Toen in 1861 het Noord-Willemskanaal werd gegraven, werd het Hoornsche Diep ter hoogte van de Witte Molen afgekapt. Sindsdien stopt de Drentsche Aa bij de Witte Molen en stroomt het beekwater rechtstreeks in het Noord-Willemskanaal.
Meer dan herstel
Doordat een beek voortdurend z’n kronkelende weg verlegt, betekent het herstel van oude beeklopen dat gekozen wordt uit momentopnamen uit het verleden. In het genoemde
project betekent herstel vooral dat een afgesneden stukje oude benedenloop opnieuw gevoed zal gaan worden door het beekwater van de Drentsche Aa. Echter, even later zal straks een gemaal het Drentsche Aa-water gewoon weer via de Paterswolder Schipsloot naar Haren in het Noord-Willemskanaal lozen, terwijl het ooit door de stad Groningen kabbelde.

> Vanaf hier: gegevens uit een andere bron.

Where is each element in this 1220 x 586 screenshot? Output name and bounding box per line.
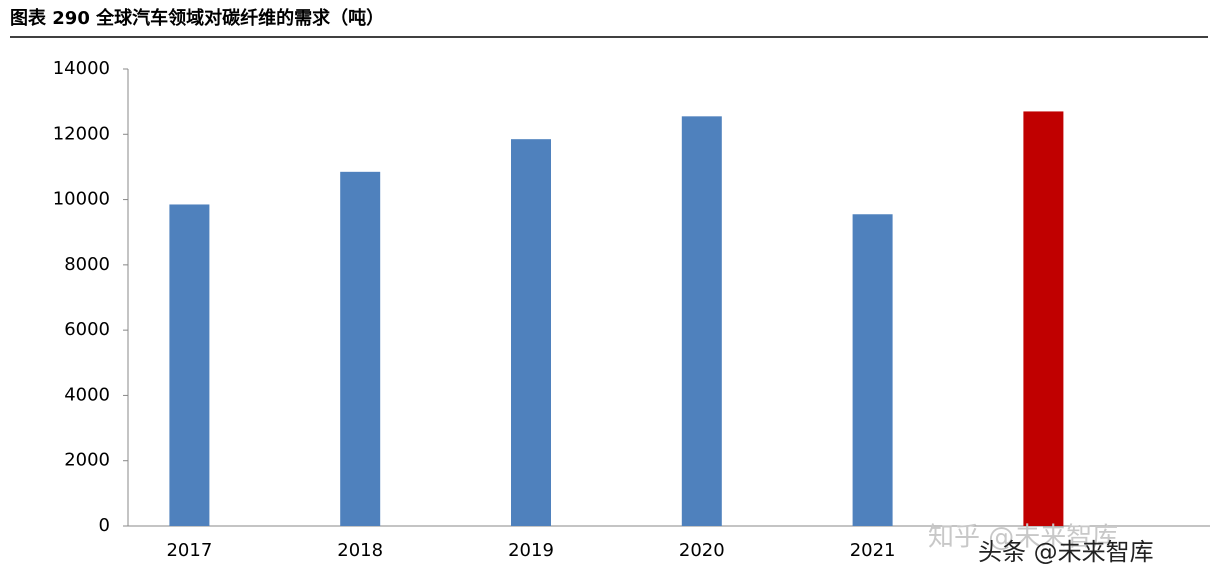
y-tick-label: 10000: [53, 189, 110, 210]
bar: [1023, 111, 1064, 526]
y-tick-label: 2000: [64, 450, 110, 471]
x-tick-label: 2017: [166, 540, 212, 561]
x-tick-label: 2021: [850, 540, 896, 561]
y-tick-label: 6000: [64, 319, 110, 340]
bar: [169, 204, 210, 527]
bar: [511, 139, 551, 527]
bar: [852, 214, 893, 526]
y-tick-label: 8000: [64, 254, 110, 275]
watermark: 知乎 @未来智库: [928, 523, 1118, 553]
bar: [340, 171, 381, 526]
y-tick-label: 12000: [53, 123, 110, 144]
x-tick-label: 2019: [508, 540, 554, 561]
y-tick-label: 4000: [64, 384, 110, 405]
x-tick-label: 2018: [337, 540, 383, 561]
watermark: 头条 @未来智库: [978, 538, 1154, 566]
y-tick-label: 14000: [53, 58, 110, 79]
bar: [681, 116, 722, 526]
plot: 0 2000 4000 6000 8000 10000 12000 14000 2017 2018…: [53, 58, 1064, 561]
chart-title: 图表 290 全球汽车领域对碳纤维的需求（吨）: [10, 7, 384, 29]
x-tick-label: 2020: [679, 540, 725, 561]
y-tick-label: 0: [99, 515, 110, 536]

‘Waanzin’, zegt dan ook een veehouder die nog een flinke oppervlakte land bezit in het toekomstige natuurgebied, ‘dat in deze tijd van economische recessie 11 miljoen euro wordt weggesmeten voor slechts drie kilometer extra Drentsche Aa’.
Maar het project ‘Herstel benedenloop Drentsche Aa’ omvat meer dan de naam doet vermoeden. Zo is inmiddels reeds een duiker onder het Noord-Willemskanaal aangebracht die de afgekapte Drentsche Aa weer gaat verbinden met de hergegraven Oude Aa aan de overkant. Daarnaast is de Witte Molen opgeknapt en zijn nieuwe stuwen gemaakt, waarmee beekwater naar de overkant of juist in het Noord-Willemskanaal ‘gestuurd’ kan worden. Het lage gebied aan de westzijde van de A28 in de polders Lappenvoort en het Oosterland gaat werken als buffergebied in perioden van grote wateroverlast zoals in oktober 1998, toen de zuidelijke stadswijken van Groningen dreigden te overstromen. Aan de Meerweg wordt een nieuw gemaal aangelegd dat oude gemalen vervangt en wordt voorzien van vistrappen. En uiteindelijk zal door de aanvoer van het Drentsche Aa-water in een jaar of tien een circa 350 hectare waardevol natuurgebied kunnen herleven, als onderdeel van de Ecologische Hoofdstructuur. Het project moet in het najaar van 2004 afgerond zijn.
Knippige klei
Op de foto is zichtbaar dat bij het uitgraven van de Oude Aa in Polder het Oosterland een flinke laag klei wordt aangesneden. Dit is klei die door zeewater is achtergelaten toen het vanaf ongeveer 300 na Christus tot voorbij het Paterswoldsemeer doordrong in de laaggelegen zones van het Drents Plateau. Doordat het zeewater zich ophoopte achter de kwelderwallen van het huidige Hogeland, konden de meegevoerde kleideeltjes bezinken. En doordat het veengebied ter hoogte van het Paterswoldsemeer relatief zuur was, werd de in het zeewater aanwezige kalk opgelost en ontstond een kalkarme, zwaar bewerkbare kleigrond die in de bodemkunde bekend staat als knippige klei. Klei met deze eigenschappen vinden we aan de rand van het Drents Plateau in het gehele zeekleigebied in Friesland en Groningen terug. We kunnen deze gebieden herkennen aan het uniforme (noodgedwongen) gebruik als grasland. Na afzetting van de klei werd onder kletsnatte omstandigheden nog een laag veen gevormd. Deze veenlaag is, flink geslonken door de
latere drooglegging van de polders, boven op de klei nog zichtbaar. Ook is te zien dat het oevergedeelte ondiep wordt uitgegraven. Doel hiervan is om de oevervegetatie zo snel mogelijk weer tot ontwikkeling te laten komen.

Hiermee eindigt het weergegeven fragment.